OpenAI's new AI model looks like a giant leap in text and video-to-video generation. But the model's potential is much greater, OpenAI says. It could become a world simulator.
Yesterday, OpenAI unveiled Sora, a large AI model for video and image generation. With Sora, OpenAI can generate videos up to a minute long, in different aspect ratios and resolutions, and with unprecedented quality.
Sora is based on a transformer architecture similar to that used in language models, and combines it with diffusion techniques from image generators. The model ingests videos and images during training and breaks them down into simpler forms and smaller pieces. Sora can then generate new visual content from these pieces.
Unlike many previous works that focus on specific categories of visual data, shorter videos, or videos of a fixed size, Sora is a visual data generalist. It can generate videos and images of different lengths, aspect ratios, and resolutions. But that's not all.
Sora can generate interactive 3D worlds
OpenAI does not comment on the training data it uses. However, the scenes shown by OpenAI so far contain visual clues that OpenAI uses very high quality synthetic training data, photorealistic scenes generated by a game engine, instead of or in addition to real footage.
This would also allow the company to avoid or mitigate potential copyright issues known from text and image generators. Nvidia's Jim Fan and others speculate that the AI was trained with synthetic data generated by Unreal Engine 5.
For example, in the video below, the dust behind the car looks like it is in a video game, especially since it only appears behind the car and not around it as it would in reality.
In this short sequence, the animations of the two main protagonists are deceptive: although they look realistic, their uniformity is reminiscent of a video game. Human movements are more varied.
Another indication of synthetic data training is that Sora can generate videos with dynamic camera movements and three-dimensional coherence. As the camera moves and rotates, people and scene elements move together in three-dimensional space.
Sora can also simulate actions that affect the state of the generated scene. For example, a painter can leave new lines on a canvas that change over time, or a man can eat a burger and leave bite marks. Elements in videos, such as waves and ships, can interact with each other in a physically correct way.
The model is not only capable of generating frames, but also interactions within a world, similar to a video game. OpenAI demonstrates this using Minecraft as an example: Sora can generate a Minecraft world and interact with it, much like the original game. All you need is the word "Minecraft" in your prompt.
This goes far beyond video generation and indicates a fundamental change in the way game graphics are created. If you need even more detailed proof of this, you can watch a scene in a demo that looks like it's from a racing game. It shows how Sora can display the same sequence in different variations, from a jungle to an underwater world to cyberpunk to retro pixel graphics, using only text commands.

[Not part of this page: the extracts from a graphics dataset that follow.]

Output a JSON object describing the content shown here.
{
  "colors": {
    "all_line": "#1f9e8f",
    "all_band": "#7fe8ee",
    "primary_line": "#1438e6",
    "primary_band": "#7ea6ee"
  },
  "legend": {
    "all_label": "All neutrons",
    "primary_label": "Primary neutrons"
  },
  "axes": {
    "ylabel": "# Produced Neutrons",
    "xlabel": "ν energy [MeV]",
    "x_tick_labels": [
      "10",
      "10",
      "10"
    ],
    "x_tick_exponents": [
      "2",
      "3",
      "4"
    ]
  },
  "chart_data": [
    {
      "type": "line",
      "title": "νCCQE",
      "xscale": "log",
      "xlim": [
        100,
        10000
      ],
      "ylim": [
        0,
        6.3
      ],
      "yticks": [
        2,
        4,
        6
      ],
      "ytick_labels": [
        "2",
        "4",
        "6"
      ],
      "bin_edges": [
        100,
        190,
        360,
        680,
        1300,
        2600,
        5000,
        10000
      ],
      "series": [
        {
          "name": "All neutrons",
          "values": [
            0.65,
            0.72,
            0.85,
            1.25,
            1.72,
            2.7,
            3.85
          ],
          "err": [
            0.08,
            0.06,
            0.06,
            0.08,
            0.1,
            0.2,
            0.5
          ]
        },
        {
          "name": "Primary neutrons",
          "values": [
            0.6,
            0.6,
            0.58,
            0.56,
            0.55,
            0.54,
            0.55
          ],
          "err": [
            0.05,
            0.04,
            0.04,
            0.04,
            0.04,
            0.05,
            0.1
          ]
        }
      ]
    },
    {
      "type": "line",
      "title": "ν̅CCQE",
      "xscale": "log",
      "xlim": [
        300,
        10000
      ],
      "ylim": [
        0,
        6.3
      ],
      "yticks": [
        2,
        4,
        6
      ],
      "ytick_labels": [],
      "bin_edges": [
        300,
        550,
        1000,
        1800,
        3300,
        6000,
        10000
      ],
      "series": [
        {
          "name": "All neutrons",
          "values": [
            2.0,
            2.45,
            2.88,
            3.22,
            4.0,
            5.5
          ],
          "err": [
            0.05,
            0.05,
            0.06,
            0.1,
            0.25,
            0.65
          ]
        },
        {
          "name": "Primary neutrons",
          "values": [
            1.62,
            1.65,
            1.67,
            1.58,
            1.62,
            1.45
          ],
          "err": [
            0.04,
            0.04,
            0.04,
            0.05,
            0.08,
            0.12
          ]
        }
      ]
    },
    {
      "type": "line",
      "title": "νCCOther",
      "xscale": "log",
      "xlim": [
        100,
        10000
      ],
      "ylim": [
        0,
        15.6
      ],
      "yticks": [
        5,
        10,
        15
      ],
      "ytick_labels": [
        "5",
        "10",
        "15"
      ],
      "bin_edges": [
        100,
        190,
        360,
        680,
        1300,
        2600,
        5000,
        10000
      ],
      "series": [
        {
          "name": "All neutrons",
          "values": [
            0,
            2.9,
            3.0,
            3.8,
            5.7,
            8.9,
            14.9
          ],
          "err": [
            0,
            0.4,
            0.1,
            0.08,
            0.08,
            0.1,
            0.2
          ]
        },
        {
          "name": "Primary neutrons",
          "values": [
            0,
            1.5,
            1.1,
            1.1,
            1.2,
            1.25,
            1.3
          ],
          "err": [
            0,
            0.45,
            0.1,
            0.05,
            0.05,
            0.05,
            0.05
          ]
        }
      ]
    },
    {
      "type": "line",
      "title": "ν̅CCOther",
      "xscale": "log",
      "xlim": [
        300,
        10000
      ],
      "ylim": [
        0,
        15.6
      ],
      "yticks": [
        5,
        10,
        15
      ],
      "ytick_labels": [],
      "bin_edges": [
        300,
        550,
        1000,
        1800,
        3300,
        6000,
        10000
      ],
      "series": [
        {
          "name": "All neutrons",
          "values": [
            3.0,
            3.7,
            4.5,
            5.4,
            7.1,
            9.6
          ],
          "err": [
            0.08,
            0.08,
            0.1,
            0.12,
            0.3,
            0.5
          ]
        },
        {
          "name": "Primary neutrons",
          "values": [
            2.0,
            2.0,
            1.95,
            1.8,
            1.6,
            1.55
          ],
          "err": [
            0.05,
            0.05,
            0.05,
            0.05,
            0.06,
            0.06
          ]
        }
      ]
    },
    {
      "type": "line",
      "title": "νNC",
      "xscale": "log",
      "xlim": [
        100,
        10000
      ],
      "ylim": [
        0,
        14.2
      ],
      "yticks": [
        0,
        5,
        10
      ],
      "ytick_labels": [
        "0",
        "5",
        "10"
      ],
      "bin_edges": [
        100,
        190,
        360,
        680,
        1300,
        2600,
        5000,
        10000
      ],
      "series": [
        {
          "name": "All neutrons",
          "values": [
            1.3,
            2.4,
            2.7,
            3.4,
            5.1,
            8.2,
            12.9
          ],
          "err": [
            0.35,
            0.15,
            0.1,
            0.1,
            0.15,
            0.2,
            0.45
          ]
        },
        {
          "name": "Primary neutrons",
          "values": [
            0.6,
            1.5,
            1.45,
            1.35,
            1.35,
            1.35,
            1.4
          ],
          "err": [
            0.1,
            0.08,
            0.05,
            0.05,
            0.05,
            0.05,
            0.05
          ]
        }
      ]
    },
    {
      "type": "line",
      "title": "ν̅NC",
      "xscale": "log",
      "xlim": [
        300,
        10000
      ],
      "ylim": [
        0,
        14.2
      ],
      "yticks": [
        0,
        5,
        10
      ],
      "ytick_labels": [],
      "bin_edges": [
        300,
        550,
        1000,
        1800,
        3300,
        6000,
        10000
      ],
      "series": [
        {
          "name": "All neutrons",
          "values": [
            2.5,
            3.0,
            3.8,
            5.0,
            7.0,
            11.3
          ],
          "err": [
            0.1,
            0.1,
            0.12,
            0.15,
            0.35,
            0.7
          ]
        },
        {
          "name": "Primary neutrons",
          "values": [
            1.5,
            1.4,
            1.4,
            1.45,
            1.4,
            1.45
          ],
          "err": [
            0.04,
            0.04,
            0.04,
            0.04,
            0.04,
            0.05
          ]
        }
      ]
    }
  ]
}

Image: OpenAIOf course, there are still many unanswered questions, such as computing effort and depth of interaction. But after Nvidia's DLSS, the next, even more far-reaching upheaval in computer graphics is on the horizon.
And despite its impressive capabilities, Sora currently has some limitations as a simulator, according to OpenAI. For example, Sora does not correctly model the physics of many basic interactions, such as breaking glass.
Other interactions, such as eating food, do not always result in correct state changes of objects, and a common error is inconsistencies that develop over time or the spontaneous appearance of objects.
However, these problems could be solved by further scaling the models, according to OpenAI: "Our results suggest that scaling video generation models is a promising path towards building general purpose simulators of the physical world."
The idea that video models can serve as world models because they can represent the complex variety of everyday life better than, say, pure text and image models is not fundamentally new.
Video AI startup RunwayML recently unveiled its world model research, and startup Wayve is using video models to simulate traffic for self-driving cars.
Meta has been collecting thousands of hours of first-person video for years to train AI assistance systems for everyday situations, and on the day of Sora's unveiling, it showed V-JEPA, a new architecture for predicting and understanding complex interactions in video.
However, OpenAI's Sora eclipses all previous approaches and models that we know of.